Support for independent and third-party presidential candidates in Georgia has dropped since June as the state’s Democrats and Republicans battled to tip the scales in the tightened race between former President Donald Trump and Vice President Kamala Harris, according to The Atlanta Journal-Constitution’s latest poll released Wednesday.
The bottom four candidates on Georgia’s ballot are struggling to shore up support among likely voters. Libertarian Chase Oliver, The Green Party’s Jill Stein, independent Cornel West and Claudia De la Cruz, the Party of Socialism and Liberation’s nominee, collectively polled below 1%, according to the AJC poll.
Support for long-shot candidates fell from more than 10% in the AJC’s June poll to below 1% since independent Robert F. Kennedy Jr. ended his campaign last month to back Trump.
“Very few people, especially since RFK pulled out, want to go third party or independent,” said Kerwin Swint, a political science professor at Kennesaw State University.
The latest Georgia numbers show Trump and Harris neck-and-neck at 47% and 44% support, respectively; there is a 3.1% margin of error. Swint credits part of this to the “very divided and very polarized” electorate.
“It’s an unusual year where people have seemed to have pretty much made up their minds among the two major party candidates,” Swint said.
But for those still backing minor candidates, it could be that they “can’t stomach voting for Trump or Harris, and they’re either not going to vote at all or they’ve decided they are going to vote for someone like Cornel West,” he said.
Independent and third-party supporters know their candidates are unlikely to make a dent on Election Day, and it’s unclear whether ballots cast for West or De la Cruz will count at all, as Democrat-backed ballot access challenges have made their way up to the Supreme Court of Georgia for oral arguments next week.

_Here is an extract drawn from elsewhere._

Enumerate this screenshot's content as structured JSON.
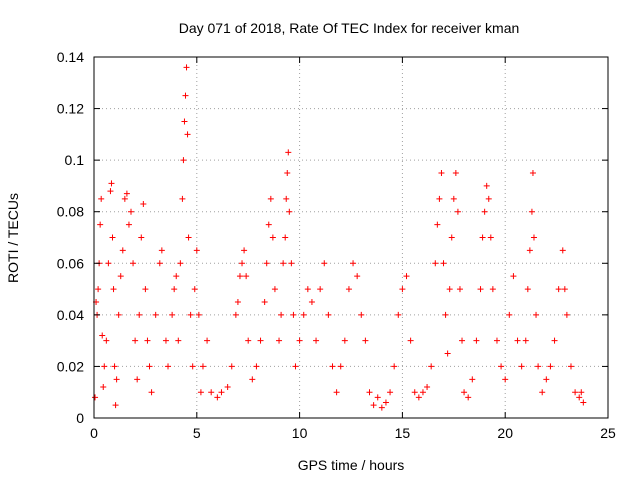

Two Fulton County Superior Court judges handed down rulings last week reversing Secretary of State Brad Raffensperger, who last month decided West and De la Cruz could be on the ballot. But the state’s highest court stayed that ruling over the weekend. That temporarily requalified the candidates two days before absentee ballots for military and overseas voters were mailed.
In this year’s tight race between Harris and Trump, voters that make up less than the poll’s margin of error could make the difference in states like Georgia. Democrats are seeking to bar minor candidates so they don’t potentially take votes away from Harris.